Le premier chapitre décrit et analyse ce que l’auteur appelle “l’esprit du technicisme”. Il convoque à cette fin et en premier lieu quelques-uns des auteurs français les plus importants tels que Jean Brun et Dominique Janicaud, auxquels sont consacrés les premiers articles. L’auteur en est un fin connaisseur, et la lecture de chaque article est l’occasion de nouveaux commentaires sur nombre de références habilement mises en situation. Le lecteur trouve ainsi avantage à la lecture de chacun d’entre eux, qu’il ait lu ou non les ouvrages cités. Ce plaisir est encore plus grand pour peu qu’on soit “cinéphile”. Je laisse au lecteur le plaisir de découvrir les analyses de Matrix et d’Avalon, et la manière dont Daniel Cérézuelle mobilise bien d’autres références de ce type pour illustrer certains des phénomènes les plus inquiétants de notre temps et leurs soubassements idéologiques.
Les effets désorganisateurs du déferlement technologique, objet du deuxième chapitre, sont illustrés par 5 articles de grande qualité qui apportent des éléments de réflexion importants sur ces sujets et enjeux actuels qui bouleversent jusque notre condition humaine : biotechnologies, informatique, management. L’auteur propose aussi une analyse particulièrement pertinente de la catastrophe liée au cyclone Katrina. Nous y retrouvons ce qui semble être une préoccupation majeure de Daniel Cérézuelle : la question du lien social et de son maintien dans un environnent dénaturé par un imaginaire technique où la puissance semble primer sur le reste. Cette préoccupation qui avait fait l’objet d’un précédent ouvrage intitulé “Pour un autre développement social“, où l’auteur plaidait pour une déconnexion entre l’action sociale et le formalisme technique et la professionnalisation, nous invitant alors à imaginer de nouveaux modèles qui permettraient de réencastrer l’économique dans le social. C’est là l’objet d’un autre article de ce deuxième chapitre – “la technique et le “rez-de-chaussée de la civilisation“- que l’auteur conclue ainsi : “le projet moderne de mobiliser la puissance opératoire des formalismes techniques, scientifique et économique, voire d’en généraliser l’application pour réorganiser la vie individuelle et collective, risque d’aggraver encore plus la désorganisation, voire la décomposition « du rez-de-chaussée de la civilisation“. Le lecteur de la Vie en Cube retrouvera ici l’idée directrice d’un de mes derniers articles, consacré à la dénaturation des relations intrafamiliales sous l’influence des techniques managériales : ICI.

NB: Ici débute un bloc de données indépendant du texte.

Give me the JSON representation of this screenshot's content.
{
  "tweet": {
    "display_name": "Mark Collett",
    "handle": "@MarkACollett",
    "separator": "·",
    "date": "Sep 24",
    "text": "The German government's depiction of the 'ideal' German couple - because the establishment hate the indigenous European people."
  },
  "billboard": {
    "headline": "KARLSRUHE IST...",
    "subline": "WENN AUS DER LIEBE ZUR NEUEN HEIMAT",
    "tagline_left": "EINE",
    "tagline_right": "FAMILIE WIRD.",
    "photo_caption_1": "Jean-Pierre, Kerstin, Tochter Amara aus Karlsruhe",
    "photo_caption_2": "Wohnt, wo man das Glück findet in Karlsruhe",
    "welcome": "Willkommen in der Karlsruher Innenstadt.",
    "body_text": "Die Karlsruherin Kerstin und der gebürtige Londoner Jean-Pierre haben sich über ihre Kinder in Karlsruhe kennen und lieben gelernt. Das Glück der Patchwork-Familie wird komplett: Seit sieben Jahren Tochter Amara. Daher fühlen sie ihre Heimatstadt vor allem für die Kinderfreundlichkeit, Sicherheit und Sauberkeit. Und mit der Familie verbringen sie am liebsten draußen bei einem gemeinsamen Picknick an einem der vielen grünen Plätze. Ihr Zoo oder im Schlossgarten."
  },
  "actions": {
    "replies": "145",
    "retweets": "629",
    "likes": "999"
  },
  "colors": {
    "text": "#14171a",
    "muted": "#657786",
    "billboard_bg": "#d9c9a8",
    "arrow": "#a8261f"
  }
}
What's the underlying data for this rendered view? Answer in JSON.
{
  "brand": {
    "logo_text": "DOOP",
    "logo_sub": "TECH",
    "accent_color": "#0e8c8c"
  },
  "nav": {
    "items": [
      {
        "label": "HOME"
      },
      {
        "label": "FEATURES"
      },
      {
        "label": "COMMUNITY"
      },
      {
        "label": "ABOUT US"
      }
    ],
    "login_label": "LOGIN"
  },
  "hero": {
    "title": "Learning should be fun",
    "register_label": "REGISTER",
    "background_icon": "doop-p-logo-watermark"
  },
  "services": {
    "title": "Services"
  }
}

Le dernier chapitre s’ouvre par un article qui illustre parfaitement le titre de l’ouvrage, ainsi que le fondement intellectuel de la critique que l’auteur adresse à la société technicienne, qu’il partage avec Charbonneau, Ellul et Illich : le constat d’une négation de la chair, d’un appauvrissement du monde sensible, et d’une dépersonnalisation technicienne ; de sorte que le monde moderne semble dans l’impossibilité de répondre à l’exigence d’incarnation qui façonnait jusqu’alors notre identité culturelle.
L’article suivant est une critique acerbe des travaux de Bruno Latour, qui rejette notamment les réfutations que Latour émet à l’endroit d’Ellul, de ses critiques du système technicien, et des fondements de la critique résumés précédemment. Pour cela, Daniel Cérézuelle ne se contente pas de commenter les récents et navrants travaux de Latour. Il repart de “La vie de laboratoire“, coécrit avec Steve Woolgar. Probablement l’ouvrage de plus innovant et le plus intéressant de Bruno Latour. C’est du moins celui qui porte en soit la critique potentielle la plus stimulante aux thèses de Jacques Ellul, mais à laquelle l’auteur réplique par une formule qui nous semble des plus justes : “quand l’arbre de l’innovation risque de cacher la forêt du système techno-industriel“. Sans doute chacun des travaux témoignent-ils ainsi d’une focale d’observations différentes, sans que les résultats de l’un ne puissent réellement invalider l’autre.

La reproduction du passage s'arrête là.